D’humains et de pierres
Ce que chacun entend par mémoire, ce que chacun y retient, peut varier du tout au tout ou alors correspondre étrangement. Dans les propositions du mois, l’exposition de Delphine Warin, à la Maison Denise Masson, tente de dévoiler «l’âme marocaine» à travers des photos où l’humain est au cœur de la transmission. Cette lauréate du Prix du livre Escourbiac en 2025 pour un travail réalisé au Maroc, où elle vit depuis vingt ans, s’attache à saisir l’intime, l’indicible et la durée.

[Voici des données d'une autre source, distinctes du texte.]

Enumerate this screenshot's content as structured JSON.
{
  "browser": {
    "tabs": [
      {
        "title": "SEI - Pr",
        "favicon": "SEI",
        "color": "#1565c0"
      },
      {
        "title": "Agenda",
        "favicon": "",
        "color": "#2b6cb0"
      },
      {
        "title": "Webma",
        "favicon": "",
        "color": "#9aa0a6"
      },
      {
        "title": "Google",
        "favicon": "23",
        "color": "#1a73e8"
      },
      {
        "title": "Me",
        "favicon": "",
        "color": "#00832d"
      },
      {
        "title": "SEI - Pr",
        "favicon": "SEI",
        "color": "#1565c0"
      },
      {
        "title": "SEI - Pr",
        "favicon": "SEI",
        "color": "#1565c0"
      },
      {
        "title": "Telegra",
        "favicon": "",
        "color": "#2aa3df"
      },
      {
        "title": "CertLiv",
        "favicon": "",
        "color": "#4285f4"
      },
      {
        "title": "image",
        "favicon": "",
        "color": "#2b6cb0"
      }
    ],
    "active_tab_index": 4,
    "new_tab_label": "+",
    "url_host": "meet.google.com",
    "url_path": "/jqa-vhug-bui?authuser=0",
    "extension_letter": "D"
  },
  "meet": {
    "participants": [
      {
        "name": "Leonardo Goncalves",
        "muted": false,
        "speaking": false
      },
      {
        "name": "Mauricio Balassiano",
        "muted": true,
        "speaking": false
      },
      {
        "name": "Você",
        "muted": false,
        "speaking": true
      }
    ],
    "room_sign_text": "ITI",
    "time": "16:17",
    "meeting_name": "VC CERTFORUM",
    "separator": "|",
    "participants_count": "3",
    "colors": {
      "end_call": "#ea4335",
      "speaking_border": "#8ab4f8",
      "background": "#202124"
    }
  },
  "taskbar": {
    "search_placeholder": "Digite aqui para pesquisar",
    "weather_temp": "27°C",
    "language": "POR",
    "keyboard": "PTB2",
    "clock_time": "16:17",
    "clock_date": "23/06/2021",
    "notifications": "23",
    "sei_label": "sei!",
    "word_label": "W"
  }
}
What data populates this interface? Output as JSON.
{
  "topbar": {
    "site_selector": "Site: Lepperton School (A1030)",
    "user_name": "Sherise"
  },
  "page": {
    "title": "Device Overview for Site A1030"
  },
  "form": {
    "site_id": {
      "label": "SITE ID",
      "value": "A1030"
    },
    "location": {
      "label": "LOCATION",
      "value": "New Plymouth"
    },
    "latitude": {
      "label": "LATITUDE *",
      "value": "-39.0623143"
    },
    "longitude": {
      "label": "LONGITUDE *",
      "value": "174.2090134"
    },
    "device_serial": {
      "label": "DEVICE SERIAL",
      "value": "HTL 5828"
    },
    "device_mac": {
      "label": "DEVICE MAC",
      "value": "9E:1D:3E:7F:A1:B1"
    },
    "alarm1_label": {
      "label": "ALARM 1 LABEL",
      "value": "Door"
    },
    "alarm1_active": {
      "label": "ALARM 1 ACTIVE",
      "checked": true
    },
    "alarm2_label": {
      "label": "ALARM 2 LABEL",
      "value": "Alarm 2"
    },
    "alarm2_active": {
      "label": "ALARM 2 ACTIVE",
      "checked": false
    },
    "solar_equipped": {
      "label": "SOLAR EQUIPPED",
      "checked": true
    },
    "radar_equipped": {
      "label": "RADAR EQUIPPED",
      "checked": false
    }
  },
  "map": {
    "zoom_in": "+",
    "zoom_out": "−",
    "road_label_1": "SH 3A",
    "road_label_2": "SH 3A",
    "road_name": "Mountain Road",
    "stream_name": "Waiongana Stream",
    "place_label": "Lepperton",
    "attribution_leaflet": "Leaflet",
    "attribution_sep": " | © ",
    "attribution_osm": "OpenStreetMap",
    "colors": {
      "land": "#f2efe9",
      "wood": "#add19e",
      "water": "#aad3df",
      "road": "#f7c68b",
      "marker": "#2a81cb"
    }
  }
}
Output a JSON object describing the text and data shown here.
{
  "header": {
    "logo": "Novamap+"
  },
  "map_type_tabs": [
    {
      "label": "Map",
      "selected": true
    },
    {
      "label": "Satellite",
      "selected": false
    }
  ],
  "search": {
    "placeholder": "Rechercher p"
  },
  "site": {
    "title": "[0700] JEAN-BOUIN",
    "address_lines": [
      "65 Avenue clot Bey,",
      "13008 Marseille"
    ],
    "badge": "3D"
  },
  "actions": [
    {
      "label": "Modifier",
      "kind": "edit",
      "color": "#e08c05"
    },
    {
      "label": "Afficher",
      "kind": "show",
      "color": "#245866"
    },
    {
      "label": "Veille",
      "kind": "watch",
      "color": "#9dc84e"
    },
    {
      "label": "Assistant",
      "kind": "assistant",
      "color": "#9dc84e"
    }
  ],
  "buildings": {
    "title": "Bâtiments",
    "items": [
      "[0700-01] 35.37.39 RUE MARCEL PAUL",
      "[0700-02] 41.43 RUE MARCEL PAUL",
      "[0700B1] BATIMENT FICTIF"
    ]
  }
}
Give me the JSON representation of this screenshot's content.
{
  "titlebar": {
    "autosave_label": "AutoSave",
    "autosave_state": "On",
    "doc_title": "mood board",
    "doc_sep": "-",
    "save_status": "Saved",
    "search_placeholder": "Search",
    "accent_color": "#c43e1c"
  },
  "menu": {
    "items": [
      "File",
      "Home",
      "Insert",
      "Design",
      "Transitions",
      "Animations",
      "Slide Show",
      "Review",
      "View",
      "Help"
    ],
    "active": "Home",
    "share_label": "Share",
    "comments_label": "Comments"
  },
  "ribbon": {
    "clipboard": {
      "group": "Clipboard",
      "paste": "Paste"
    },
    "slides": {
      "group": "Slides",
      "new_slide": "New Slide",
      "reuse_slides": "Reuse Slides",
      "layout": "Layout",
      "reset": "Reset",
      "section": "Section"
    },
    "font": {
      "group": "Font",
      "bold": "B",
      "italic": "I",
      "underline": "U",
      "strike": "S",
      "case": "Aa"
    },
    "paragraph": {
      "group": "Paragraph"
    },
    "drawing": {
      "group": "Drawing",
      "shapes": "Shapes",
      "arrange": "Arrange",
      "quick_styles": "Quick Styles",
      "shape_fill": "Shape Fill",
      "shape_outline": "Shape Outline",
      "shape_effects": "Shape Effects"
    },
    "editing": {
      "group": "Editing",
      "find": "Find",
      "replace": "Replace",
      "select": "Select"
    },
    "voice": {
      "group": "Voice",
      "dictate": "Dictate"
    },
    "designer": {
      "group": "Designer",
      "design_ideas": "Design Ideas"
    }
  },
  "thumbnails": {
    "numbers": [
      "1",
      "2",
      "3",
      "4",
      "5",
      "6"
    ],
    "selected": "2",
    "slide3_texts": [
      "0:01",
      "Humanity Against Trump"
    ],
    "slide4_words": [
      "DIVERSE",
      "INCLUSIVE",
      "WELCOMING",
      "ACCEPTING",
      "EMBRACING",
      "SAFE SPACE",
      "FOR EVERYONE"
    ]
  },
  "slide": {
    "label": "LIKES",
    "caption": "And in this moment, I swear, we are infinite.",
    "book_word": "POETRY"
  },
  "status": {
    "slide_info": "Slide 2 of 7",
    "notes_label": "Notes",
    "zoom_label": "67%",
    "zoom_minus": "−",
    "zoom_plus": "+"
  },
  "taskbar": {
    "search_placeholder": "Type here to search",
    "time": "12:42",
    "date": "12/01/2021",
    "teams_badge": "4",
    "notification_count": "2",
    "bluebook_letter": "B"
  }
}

Au Musée d’art contemporain africain Al Maaden (MACAAL), Ismail Alaoui Fdili, lui, préfère montrer les débris. Engagé depuis 2017 à documenter la démolition des quartiers populaires, au Cambodge ou à Casablanca, il présente Under Destruction, pour capturer ces pans de mémoire qui disparaissent avec les murs. Côté patrimoine industriel, Rida Tabit explore dans «Gold Rust» les tanneries traditionnelles à la périphérie de la ville. La Fondation Montresso lui ouvre son espace pour célébrer ces artisans qui perpétuent une technique vieille de mille ans. Si vous allez à la médina, visitez Le 18. Hiba Dahibi y présente Home Away From Home, une autofiction de photos et de textes sur l’exil et le deuil des lieux familiers.
Regards croisés
La jeunesse n’est pas en reste. Dans son programme «Jil Lioum», l’Institut français offre à six jeunes artistes marocains la chance de partager leurs regards sur leur pays et leur génération, loin des stéréotypes. Les œuvres de Mourad Fedouach, Rime Sabbar, Oussama Sbaa, Yassine Sellame, Younes Sefyaoui et Nizar Laajali seront exposées sur l’esplanade de l’Hôtel de Ville, un espace public délibérément accessible.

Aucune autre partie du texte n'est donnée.